Many Americans first became aware of Katherine Johnson when Taraji P. Henson portrayed her in the 2016 Oscar-nominated film “Hidden Figures.” Johnson passed away on Feb. 24, 2020, at the age of 101. She has rightfully become a renowned historical figure in recent years. In 2017, NASA named a research facility building for her, and in 2020, her home state of West Virginia recognized her birthday, Aug. 26, as Katherine Johnson Day.
Now, the barrier-breaking Black female mathematician’s name will travel to space. On Saturday, February 20, Northrop Grumman’s 15th commercial resupply services mission is scheduled to deliver cargo to the International Space Station. The craft making this delivery has been named the S.S. Katherine Johnson Cygnus spacecraft.
The global aerospace, defense, and security company recently shared the news on Twitter.
“In celebration of #BlackHistoryMonth,” Northrop Grumman tweeted, “we’re naming our next #Cygnus spacecraft in honor of an individual whose handwritten math launched the first Americans into space. Meet NG-15: the S.S. Katherine Johnson.”
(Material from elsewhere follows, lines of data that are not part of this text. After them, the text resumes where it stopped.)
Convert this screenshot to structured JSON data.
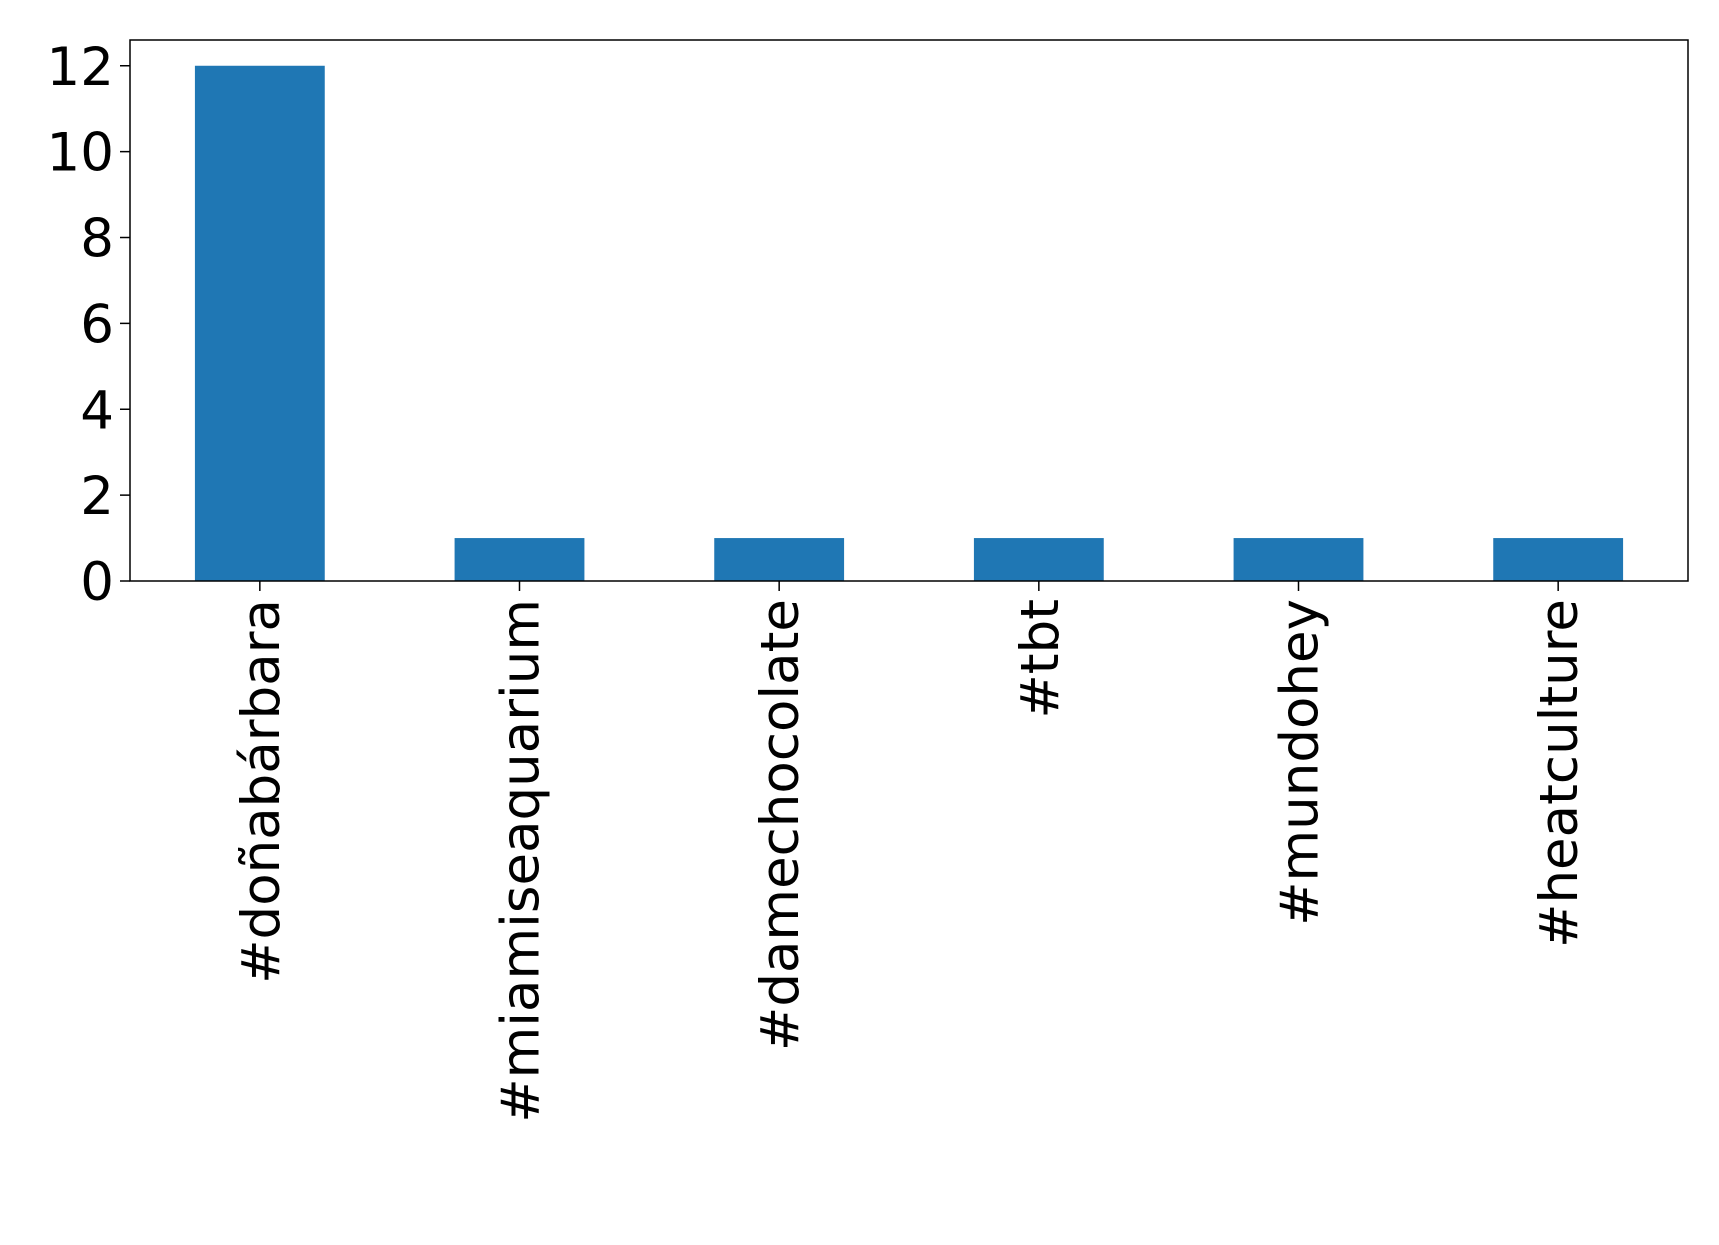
{
  "chart_data": {
    "type": "bar",
    "categories": [
      "#doñabárbara",
      "#miamiseaquarium",
      "#damechocolate",
      "#tbt",
      "#mundohey",
      "#heatculture"
    ],
    "values": [
      12,
      1,
      1,
      1,
      1,
      1
    ],
    "color": "#1f77b4",
    "ylim": [
      0,
      12.6
    ],
    "yticks": [
      0,
      2,
      4,
      6,
      8,
      10,
      12
    ],
    "grid": false
  }
}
In celebration of #BlackHistoryMonth, we’re naming our next #Cygnus spacecraft in honor of an individual whose handwritten math launched the first Americans into space. Meet NG-15: the S.S. Katherine Johnson. Learn more: https://t.co/g7lzcg3QiP pic.twitter.com/A0RziNAygo
— Northrop Grumman (@northropgrumman) February 1, 2021
In an official statement, Northrop Grumman noted that the company’s tradition is to name each Cygnus spacecraft after an individual who has played a pivotal role in human spaceflight. Johnson worked as a mathematician at NASA for 33 years. Her work was vital to the success of the first crewed space flights, such as the missions of Alan B. Shepard Jr., the first American in space in 1961, and Apollo 11, which landed on the moon in 1969.
“Johnson’s hand-written calculations were critical for John Glenn’s successful orbital mission around the Earth,” the aerospace company said in the statement. “Her work at NASA quite literally launched Americans into space, and her legacy continues to inspire young black women every day. Northrop Grumman is proud to celebrate the life of Katherine Johnson and her endlessly perseverant spirit.”
The S.S. Katherine Johnson is the second Cygnus to be named for a Black space pioneer. Northrop Grumman named the S.S. Robert Lawrence for the first African-American astronaut.